Kinda the the 3 is from the problem I don't know where they got the 1 from...

Answer 9

A point has coordinates (x, y)

Answer 10

yea

Answer 11

What does "x = -3, 1 " mean?

Answer 12

That there are two points and those are both the x coordinats?

Answer 13

so you do \(\huge\ -3^2 - 2(-3) - 3\) and \(\huge\ -1^2 - 2(-1) - 3\)

Answer 14

Nope. It should be written as "x = -3, y = 1 "

Answer 15

oh ok so where does the 1 come from?

Answer 16

oh yes your totally right @skullpatrol

Answer 17

sorry

Answer 18

XD

Answer 19

The 1 is what y equals.

Answer 20

\(\huge\ -3^2 - 2(-3) - 3 =1\)

Answer 21

oh ok so its A then?

Answer 22

Sorry, that is wrong :(

Answer 23

huh what are you talking about? @skullpatrol

Zeros of f(x) is x = -3, 1 means f(x) = 0 at x= -3 or x=1

Answer 24

The equation has 2 solutions for x

Answer 25

that "1" part is not y.

Answer 26

Can we start again @Alexandra675 ?

Answer 27

Like do the problem over?

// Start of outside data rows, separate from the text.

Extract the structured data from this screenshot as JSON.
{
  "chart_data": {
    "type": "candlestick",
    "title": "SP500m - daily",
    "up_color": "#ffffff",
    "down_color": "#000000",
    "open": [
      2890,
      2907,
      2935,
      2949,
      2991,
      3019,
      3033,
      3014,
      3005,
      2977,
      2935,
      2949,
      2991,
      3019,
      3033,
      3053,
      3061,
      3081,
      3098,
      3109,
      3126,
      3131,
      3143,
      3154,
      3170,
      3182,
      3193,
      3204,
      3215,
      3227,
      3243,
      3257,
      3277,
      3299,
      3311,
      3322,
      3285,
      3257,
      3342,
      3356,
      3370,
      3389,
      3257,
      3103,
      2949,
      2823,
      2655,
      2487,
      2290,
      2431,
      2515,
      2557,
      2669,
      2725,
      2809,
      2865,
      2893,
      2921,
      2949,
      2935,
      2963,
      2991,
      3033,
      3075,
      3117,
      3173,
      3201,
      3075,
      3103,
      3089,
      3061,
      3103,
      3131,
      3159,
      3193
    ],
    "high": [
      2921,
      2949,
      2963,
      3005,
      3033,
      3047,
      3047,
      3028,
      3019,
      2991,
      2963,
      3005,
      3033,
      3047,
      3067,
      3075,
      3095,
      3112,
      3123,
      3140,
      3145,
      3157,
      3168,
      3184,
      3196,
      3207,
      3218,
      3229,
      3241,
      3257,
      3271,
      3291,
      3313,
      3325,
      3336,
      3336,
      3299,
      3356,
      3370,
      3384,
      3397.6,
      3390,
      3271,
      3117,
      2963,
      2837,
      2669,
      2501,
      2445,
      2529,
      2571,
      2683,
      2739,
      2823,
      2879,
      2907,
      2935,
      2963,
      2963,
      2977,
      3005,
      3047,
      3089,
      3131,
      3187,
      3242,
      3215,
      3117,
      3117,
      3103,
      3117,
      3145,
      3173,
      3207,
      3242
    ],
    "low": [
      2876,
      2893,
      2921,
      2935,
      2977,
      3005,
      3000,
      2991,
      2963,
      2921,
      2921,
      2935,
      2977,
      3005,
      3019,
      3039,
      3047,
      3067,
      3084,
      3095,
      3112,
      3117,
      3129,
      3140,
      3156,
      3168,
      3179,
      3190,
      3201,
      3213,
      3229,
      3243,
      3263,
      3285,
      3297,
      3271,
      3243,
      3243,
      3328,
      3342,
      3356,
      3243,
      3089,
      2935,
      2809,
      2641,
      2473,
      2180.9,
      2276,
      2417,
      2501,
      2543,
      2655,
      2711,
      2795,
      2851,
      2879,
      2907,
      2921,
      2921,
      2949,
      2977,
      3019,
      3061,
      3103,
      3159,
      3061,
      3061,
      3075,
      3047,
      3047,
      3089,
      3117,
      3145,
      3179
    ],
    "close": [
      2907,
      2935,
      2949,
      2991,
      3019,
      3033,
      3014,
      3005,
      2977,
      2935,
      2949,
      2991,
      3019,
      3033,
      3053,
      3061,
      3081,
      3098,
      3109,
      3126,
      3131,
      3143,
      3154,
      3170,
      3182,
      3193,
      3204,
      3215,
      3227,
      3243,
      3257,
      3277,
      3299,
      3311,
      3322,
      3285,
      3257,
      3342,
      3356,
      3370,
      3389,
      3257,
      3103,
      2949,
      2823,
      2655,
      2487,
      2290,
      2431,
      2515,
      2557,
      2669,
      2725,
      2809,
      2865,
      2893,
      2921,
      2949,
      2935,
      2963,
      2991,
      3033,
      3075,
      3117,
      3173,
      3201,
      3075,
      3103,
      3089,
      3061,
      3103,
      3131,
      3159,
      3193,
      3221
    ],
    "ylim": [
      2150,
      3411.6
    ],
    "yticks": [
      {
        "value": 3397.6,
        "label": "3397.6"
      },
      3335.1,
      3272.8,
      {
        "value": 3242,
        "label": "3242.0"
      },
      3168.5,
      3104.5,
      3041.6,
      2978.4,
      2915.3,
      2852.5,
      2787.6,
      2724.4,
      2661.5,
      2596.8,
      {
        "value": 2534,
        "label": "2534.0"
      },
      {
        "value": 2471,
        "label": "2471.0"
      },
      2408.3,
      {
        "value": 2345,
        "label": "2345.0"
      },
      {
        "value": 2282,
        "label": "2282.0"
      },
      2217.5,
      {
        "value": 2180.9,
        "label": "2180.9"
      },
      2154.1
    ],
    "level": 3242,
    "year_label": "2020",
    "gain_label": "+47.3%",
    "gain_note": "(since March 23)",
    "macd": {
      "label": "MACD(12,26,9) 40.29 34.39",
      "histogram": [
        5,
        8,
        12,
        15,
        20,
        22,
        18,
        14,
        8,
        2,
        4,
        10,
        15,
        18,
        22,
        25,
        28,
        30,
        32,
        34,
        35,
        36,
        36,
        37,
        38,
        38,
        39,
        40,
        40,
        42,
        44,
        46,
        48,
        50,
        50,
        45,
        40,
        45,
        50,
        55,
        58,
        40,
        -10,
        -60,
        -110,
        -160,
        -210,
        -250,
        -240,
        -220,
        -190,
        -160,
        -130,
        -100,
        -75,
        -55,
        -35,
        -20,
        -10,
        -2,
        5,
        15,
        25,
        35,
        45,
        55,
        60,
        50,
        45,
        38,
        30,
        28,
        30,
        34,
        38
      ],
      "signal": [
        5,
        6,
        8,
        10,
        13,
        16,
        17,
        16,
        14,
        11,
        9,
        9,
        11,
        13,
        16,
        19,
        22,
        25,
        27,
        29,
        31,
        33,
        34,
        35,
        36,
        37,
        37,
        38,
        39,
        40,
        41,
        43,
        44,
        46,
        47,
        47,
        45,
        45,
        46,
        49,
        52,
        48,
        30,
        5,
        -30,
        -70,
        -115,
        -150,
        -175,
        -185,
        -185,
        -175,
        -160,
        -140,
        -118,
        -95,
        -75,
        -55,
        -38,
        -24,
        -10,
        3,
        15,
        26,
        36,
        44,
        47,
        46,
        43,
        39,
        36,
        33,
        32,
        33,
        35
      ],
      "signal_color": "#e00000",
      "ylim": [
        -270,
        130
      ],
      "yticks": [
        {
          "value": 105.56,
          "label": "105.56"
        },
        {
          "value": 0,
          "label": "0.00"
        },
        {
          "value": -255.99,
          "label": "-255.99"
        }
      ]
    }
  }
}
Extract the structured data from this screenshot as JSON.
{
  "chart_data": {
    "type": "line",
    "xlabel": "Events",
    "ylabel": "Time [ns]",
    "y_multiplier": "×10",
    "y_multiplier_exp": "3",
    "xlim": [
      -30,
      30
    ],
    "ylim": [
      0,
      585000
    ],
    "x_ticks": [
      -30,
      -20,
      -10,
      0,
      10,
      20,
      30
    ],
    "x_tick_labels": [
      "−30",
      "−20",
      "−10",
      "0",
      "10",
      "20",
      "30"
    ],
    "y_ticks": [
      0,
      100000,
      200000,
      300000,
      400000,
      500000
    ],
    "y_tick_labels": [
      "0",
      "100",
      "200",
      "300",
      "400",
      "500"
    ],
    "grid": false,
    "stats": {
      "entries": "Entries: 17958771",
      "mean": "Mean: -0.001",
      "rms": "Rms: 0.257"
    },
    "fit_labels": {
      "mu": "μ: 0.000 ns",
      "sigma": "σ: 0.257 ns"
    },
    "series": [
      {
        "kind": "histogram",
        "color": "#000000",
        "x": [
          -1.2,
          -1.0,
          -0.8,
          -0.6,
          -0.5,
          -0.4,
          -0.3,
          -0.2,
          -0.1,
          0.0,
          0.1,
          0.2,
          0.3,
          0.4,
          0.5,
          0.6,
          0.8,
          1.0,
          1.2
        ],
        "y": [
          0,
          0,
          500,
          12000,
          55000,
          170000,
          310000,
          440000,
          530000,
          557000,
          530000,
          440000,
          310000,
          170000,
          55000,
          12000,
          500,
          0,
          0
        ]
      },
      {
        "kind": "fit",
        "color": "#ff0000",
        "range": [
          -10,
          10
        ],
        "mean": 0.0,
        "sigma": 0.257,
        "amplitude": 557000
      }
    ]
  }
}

Sure

Answer 28

Yes, I confused it with your first question, sorry about that.

Answer 29

What are the zeroes of f(x) = x^2 - 2x - 3?

x = -3, 1

x = -3, -1

x = 3, 1

x = 3, -1

Answer 30

lol y did I do tht XD

Answer 31

start by factoring x^2 - 2x - 3

Answer 32

\[(x-3)(x+1)\]

Answer 33

Correct! now set it equal to 0

Answer 34

x=3,-1

Answer 35

and tell me for what values of x will it be true

Answer 36

???

Answer 37

Yes for x=3 or x=-1, x^2 - 2x - 3 = 0

Answer 38

those are the "zeros"

Answer 39

Hold on let me work this out

Answer 40

please do :)

Answer 41

The first one works

Answer 42

I think...

Answer 43

If you factored them correctly, then they should be right, just watch out for the extraneous solutions.

Answer 44

The second one equals -2 tho

Answer 45

No what is it still correct?

Answer 46

...

Answer 47

@skullpatrol

Answer 48

If you factor \(x^2-2x-3\) you get \((x-3)(x+1)\) right?
Now solve them \(0=(x-3), 0=(x+1)\)
You will get \(x=3, -1\)

If you plug them in:
\(0=(3)^2-2(3)-3\) you get \(0=9-6-3\) which is just \(0=0\) so that works.

Plug in -1
\(0=(-1)^2-2(-1)-3\) you get \(0=1+2-3\) which is also \(0=0\)

So those points work, as @skullpatrol said

Answer 49

Oh ok I guess I did my calculations wrong for -1 thank you!